Los trabajos de Jules A. Hoffmann, que partieron del estudio de cómo la mosca drosofila combate las infecciones, han permitido descodificar la naturaleza de ciertos receptores que reconocen a los agentes patógenos, establecer las vías de señalización que se desencadenan cuando se produce una infección y conocer de qué manera se expresan los genes que codifican las proteínas de la respuesta inmune.

Su hallazgo más importante tuvo lugar en 1996, cuando descubrió el papel clave que un gen denominado Toll tenía en la respuesta a las infecciones de una muestra de moscas. Varios ejemplares con una mutación en esa zona del genoma eran incapaces de hacer frente a los ataques de bacterias y hongos, por lo que Hoffamann concluyó que este gen regulaba un mecanismo clave en la identificación de los patógenos y la activación de las primeras alertas en el organismo.

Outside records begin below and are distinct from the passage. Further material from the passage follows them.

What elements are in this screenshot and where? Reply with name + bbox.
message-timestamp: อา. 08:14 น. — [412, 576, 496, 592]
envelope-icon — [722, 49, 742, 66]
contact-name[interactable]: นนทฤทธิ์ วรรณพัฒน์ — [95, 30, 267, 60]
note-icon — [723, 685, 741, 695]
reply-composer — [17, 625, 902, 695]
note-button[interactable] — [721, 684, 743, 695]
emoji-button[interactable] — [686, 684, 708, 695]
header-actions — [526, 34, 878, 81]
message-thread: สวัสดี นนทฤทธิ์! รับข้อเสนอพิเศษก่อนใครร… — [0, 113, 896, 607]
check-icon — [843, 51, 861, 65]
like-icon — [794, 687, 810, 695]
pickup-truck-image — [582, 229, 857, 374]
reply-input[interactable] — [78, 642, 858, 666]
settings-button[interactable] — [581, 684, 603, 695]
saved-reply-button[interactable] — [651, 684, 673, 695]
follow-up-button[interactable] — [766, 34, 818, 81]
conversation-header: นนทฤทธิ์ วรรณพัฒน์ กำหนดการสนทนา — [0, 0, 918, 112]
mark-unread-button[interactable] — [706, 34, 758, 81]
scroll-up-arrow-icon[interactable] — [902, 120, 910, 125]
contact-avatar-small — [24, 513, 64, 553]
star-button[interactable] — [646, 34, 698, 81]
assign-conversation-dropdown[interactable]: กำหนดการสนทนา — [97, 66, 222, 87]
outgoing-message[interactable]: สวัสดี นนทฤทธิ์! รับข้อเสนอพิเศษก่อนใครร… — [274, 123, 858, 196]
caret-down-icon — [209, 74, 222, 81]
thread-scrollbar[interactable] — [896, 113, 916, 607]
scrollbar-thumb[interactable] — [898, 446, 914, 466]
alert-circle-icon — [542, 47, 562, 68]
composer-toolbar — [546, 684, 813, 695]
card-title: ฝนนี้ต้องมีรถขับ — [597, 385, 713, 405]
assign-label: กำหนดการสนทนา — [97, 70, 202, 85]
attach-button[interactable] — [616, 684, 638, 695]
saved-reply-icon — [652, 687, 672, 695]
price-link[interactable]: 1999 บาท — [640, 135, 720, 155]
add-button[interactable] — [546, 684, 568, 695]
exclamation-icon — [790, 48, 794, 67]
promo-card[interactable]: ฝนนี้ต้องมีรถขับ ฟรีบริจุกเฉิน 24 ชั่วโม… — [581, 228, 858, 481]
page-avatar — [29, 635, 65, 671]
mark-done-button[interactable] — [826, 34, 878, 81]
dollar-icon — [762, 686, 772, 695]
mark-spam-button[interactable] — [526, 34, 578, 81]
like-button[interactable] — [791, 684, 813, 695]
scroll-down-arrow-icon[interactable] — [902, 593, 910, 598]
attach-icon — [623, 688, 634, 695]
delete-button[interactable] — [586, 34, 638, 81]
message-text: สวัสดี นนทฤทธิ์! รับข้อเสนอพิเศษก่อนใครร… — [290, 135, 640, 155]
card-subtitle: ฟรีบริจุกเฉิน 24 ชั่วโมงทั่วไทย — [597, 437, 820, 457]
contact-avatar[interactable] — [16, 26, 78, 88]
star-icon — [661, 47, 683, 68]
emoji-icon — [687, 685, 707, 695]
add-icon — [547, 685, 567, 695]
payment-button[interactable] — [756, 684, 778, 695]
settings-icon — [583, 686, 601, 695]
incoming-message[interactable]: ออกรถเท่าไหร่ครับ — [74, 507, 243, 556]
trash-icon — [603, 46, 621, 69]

Nacido en Echternach (Luxemburgo) en 1941, realizó sus estudios universitarios en Estrasburgo (Francia), donde se especializó en Biología experimental. Este científico de nacionalidad francesa ha desarrollado gran parte de su carrera ligado Centro Nacional de Investigación Científica (Francia) y, entre 2005 y 2008, asumió la presidencia de la Academia de las Ciencias del país galo.

Entre otros galardones, Hoffmann ha recibido el Gran Premio de la Fundación de la Investigación Médica, el Premio Robert Koch de Inmunología, el premio William Cooley o el Lewis Rosentiel.

Por su parte, Ralph Marvin Steinman(1943, Canadá), fue quien descubrió en 1973 -junto con su colaborador Zanvil A. Cohn- la existencia de una nueva clase de células defensivas, las células dendríticas, y quien acuñó su nombre mientras trabajaba en un postdoctorado.

Inmunólogo y biólogo celular de la Universidad Rockefeller, él fue quien especuló que estas células podrían potenciar la respuesta de otras células del sistema inmunitario, los linfocitos T.

El sistema inmune contiene un sistema de células dendríticas que capturan, procesan y presentan los antígenos y ofrecen controles adicionales en el desarrollo de un sistema inmunitario específico a ese patógeno. Cuando estas células capturan los antígenos los desintegran en péptidos (unidades más pequeñas) para unirse de nuevo al complejo de histocompatibilidad, una región del genoma importante para la inmunidad y autoinmunidad, y es entonces cuando vuelven a salir a la superficie de la célula para presentarse ante las otras células defensivas T.

La segunda función importante es su papel en el control de la inmunidad y tolerancia. En ausencia de infección, estas células capturan y procesan los patógenos. Pero durante una infección, las células dendríticas expresan receptores adicionales que les permiten responder a componentes patógenos y otros cuerpos extraños del medioambiente.

Este investigador canadiense ha recibido numerosos premios y reconocimientos por su trabajo sobre este tipo de células, como el Albert Lasker en 2007 y el Premio Internacional de la Fundación Gairdner.